Posted on November 01, 2021 | By Dawn Chafe | 0 Comments

“At times like that you can either put yourself on hold waiting for things to (fingers crossed) get back to normal, or you can make a detour. Those detours can take you on the adventure of a lifetime.”


Six years before the oldest of this year’s 30 Under 30 Innovators was born, I stood on top of a CANDU nuclear reactor at a facility outside Ottawa. There I was, 17 years old, looking through a window in the floor, watching scattered unknown ‘things’ floating through the heavy water—scientists were testing various elements for their response to the neutron moderator.

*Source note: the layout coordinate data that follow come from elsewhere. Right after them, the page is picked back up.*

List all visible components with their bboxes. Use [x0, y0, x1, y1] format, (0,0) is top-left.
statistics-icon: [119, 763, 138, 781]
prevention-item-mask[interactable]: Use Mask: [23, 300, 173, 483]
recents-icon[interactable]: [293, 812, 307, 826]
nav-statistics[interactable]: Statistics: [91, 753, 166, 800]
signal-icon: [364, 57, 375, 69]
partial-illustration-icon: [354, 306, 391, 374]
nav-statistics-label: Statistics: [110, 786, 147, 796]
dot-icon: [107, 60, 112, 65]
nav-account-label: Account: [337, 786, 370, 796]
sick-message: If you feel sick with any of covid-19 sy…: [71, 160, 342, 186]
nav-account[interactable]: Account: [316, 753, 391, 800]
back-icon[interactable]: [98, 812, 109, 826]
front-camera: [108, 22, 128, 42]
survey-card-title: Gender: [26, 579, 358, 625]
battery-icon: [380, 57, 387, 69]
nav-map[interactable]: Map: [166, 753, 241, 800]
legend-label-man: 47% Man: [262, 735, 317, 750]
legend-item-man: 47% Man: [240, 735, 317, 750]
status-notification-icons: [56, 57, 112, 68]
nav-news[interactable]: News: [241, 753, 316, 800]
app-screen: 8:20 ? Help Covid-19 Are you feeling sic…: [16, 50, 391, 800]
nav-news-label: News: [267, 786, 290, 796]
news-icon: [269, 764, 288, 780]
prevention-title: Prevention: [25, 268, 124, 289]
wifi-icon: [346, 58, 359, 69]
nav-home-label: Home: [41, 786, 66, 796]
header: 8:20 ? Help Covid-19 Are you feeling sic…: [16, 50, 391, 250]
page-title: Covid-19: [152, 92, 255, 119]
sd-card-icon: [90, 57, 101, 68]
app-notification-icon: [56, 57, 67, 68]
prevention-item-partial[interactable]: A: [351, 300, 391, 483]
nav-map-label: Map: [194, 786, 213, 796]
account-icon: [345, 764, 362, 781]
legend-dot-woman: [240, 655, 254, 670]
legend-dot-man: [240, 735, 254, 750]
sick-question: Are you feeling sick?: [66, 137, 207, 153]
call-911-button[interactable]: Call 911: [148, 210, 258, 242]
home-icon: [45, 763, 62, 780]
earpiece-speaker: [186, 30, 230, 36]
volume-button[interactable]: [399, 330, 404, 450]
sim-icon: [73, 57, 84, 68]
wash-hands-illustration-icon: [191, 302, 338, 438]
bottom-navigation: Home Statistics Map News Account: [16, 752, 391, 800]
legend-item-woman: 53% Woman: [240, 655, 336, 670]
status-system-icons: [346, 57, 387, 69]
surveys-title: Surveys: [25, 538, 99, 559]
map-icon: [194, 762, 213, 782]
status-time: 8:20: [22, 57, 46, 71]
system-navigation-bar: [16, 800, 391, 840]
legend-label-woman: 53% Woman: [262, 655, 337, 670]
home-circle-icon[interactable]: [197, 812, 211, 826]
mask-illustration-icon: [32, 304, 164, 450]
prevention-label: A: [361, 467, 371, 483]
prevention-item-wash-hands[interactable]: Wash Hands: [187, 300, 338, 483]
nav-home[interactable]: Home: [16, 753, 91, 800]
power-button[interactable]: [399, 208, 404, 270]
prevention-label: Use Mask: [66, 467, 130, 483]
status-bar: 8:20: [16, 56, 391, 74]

That same day, I tried out an early prototype of the Canadarm. You might not know it, but the Canadarm was initially developed in the late ‘60s and early ‘70s to load fuel into CANDU reactors. It’s adaptation for NASA didn’t start until 1975. The version I encountered required you to put your arm inside a mechanical sleeve; the gangly robotic assembly looked like an unwieldy extension of your own appendage. And it was—unwieldy, I mean. It took a lot of strength to move the mechanism enough on your end to open and close the ‘fingers’ on the other. The best I could manage was a slight twitch.

A few days before that, I watched a basketball go from bouncing one minute, to being dunked in liquid nitrogen the next, to shattering across the floor seconds later. That was my orientation to science week at the Terry Fox Youth Centre in Ottawa. I had no idea what the rest of the stay held in store and my mind was already blown.